Getting the average retail electricity consumer to care about his or her electricity bill and usage is a tall order. One speaker from a utility talked about the need to educate consumers about these new empowering technologies and lessen their concerns about loss of privacy. Another speaker speculated that what was needed was some sort of new energy “killer app”—a game system perhaps—that will get retail consumers thinking about how they use electricity. And, yes, this is the part of the article where you should be holding your wallet tight.
There is unquestionably a need for retail electricity consumers to use energy more efficiently. But waiting for consumers, who have always seen and likely will always see electricity as a utility commodity, much like water, to become interested in how it is used is not a good bet. Pouring billions of dollars into smart meters, education programs, net metering and the like are questionable investments, empowerment, networking and other nice buzz words notwithstanding.
The better model for the Smart Grid, at least as far as its interface with most retail consumers, is what I would describe as the On Star model. On Star is, of course, the highly successful communications system that is available today in many General Motors vehicles. The On Star system is highly engineered and very complex. And yet the consumer interface is, by design, a single button that the customer simply presses when he or she wants help. The complexity is on the GM side of the button, not the consumer side.

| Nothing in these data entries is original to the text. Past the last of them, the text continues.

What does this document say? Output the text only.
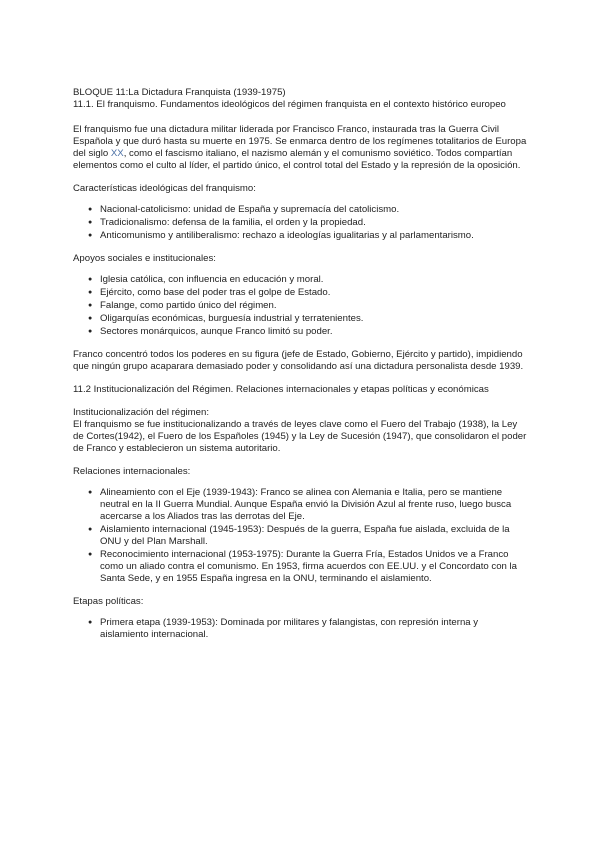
BLOQUE 11:La Dictadura Franquista (1939-1975)

11.1. El franquismo. Fundamentos ideológicos del régimen franquista en el contexto histórico europeo

El franquismo fue una dictadura militar liderada por Francisco Franco, instaurada tras la Guerra Civil Española y que duró hasta su muerte en 1975. Se enmarca dentro de los regímenes totalitarios de Europa del siglo XX, como el fascismo italiano, el nazismo alemán y el comunismo soviético. Todos compartían elementos como el culto al líder, el partido único, el control total del Estado y la represión de la oposición.

Características ideológicas del franquismo:

● Nacional-catolicismo: unidad de España y supremacía del catolicismo.
● Tradicionalismo: defensa de la familia, el orden y la propiedad.
● Anticomunismo y antiliberalismo: rechazo a ideologías igualitarias y al parlamentarismo.

Apoyos sociales e institucionales:

● Iglesia católica, con influencia en educación y moral.
● Ejército, como base del poder tras el golpe de Estado.
● Falange, como partido único del régimen.
● Oligarquías económicas, burguesía industrial y terratenientes.
● Sectores monárquicos, aunque Franco limitó su poder.

Franco concentró todos los poderes en su figura (jefe de Estado, Gobierno, Ejército y partido), impidiendo que ningún grupo acaparara demasiado poder y consolidando así una dictadura personalista desde 1939.

11.2 Institucionalización del Régimen. Relaciones internacionales y etapas políticas y económicas

Institucionalización del régimen:

El franquismo se fue institucionalizando a través de leyes clave como el Fuero del Trabajo (1938), la Ley de Cortes(1942), el Fuero de los Españoles (1945) y la Ley de Sucesión (1947), que consolidaron el poder de Franco y establecieron un sistema autoritario.

Relaciones internacionales:

● Alineamiento con el Eje (1939-1943): Franco se alinea con Alemania e Italia, pero se mantiene neutral en la II Guerra Mundial. Aunque España envió la División Azul al frente ruso, luego busca acercarse a los Aliados tras las derrotas del Eje.
● Aislamiento internacional (1945-1953): Después de la guerra, España fue aislada, excluida de la ONU y del Plan Marshall.
● Reconocimiento internacional (1953-1975): Durante la Guerra Fría, Estados Unidos ve a Franco como un aliado contra el comunismo. En 1953, firma acuerdos con EE.UU. y el Concordato con la Santa Sede, y en 1955 España ingresa en la ONU, terminando el aislamiento.

Etapas políticas:

● Primera etapa (1939-1953): Dominada por militares y falangistas, con represión interna y aislamiento internacional.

There is a lesson in On Star for the Smart Grid: The grid does not need to be, and should not be, that smart. It is cheaper, simpler and, from the perspective of the vast majority of retail consumers, preferable, to leave the complexity of the Smart Grid entirely on the utility side of the meter. By way of example, utilities, not retail consumers, should be charged with balancing electricity load. This can be done by wheeling power into the distribution system and storing it there for consumer use on demand, rather than requiring consumers to alter their patterns of consumption. That may not be a great solution if your business is selling software, consumer data, educational services or peak energy, but it would make a lot of sense for retail consumers and for the grid.
If President Obama makes his case on Tuesday, we may well see another wave of sorely needed investment in our national energy infrastructure. But we need to use that new investment wisely and cost effectively if it is to help our country achieve its energy goals.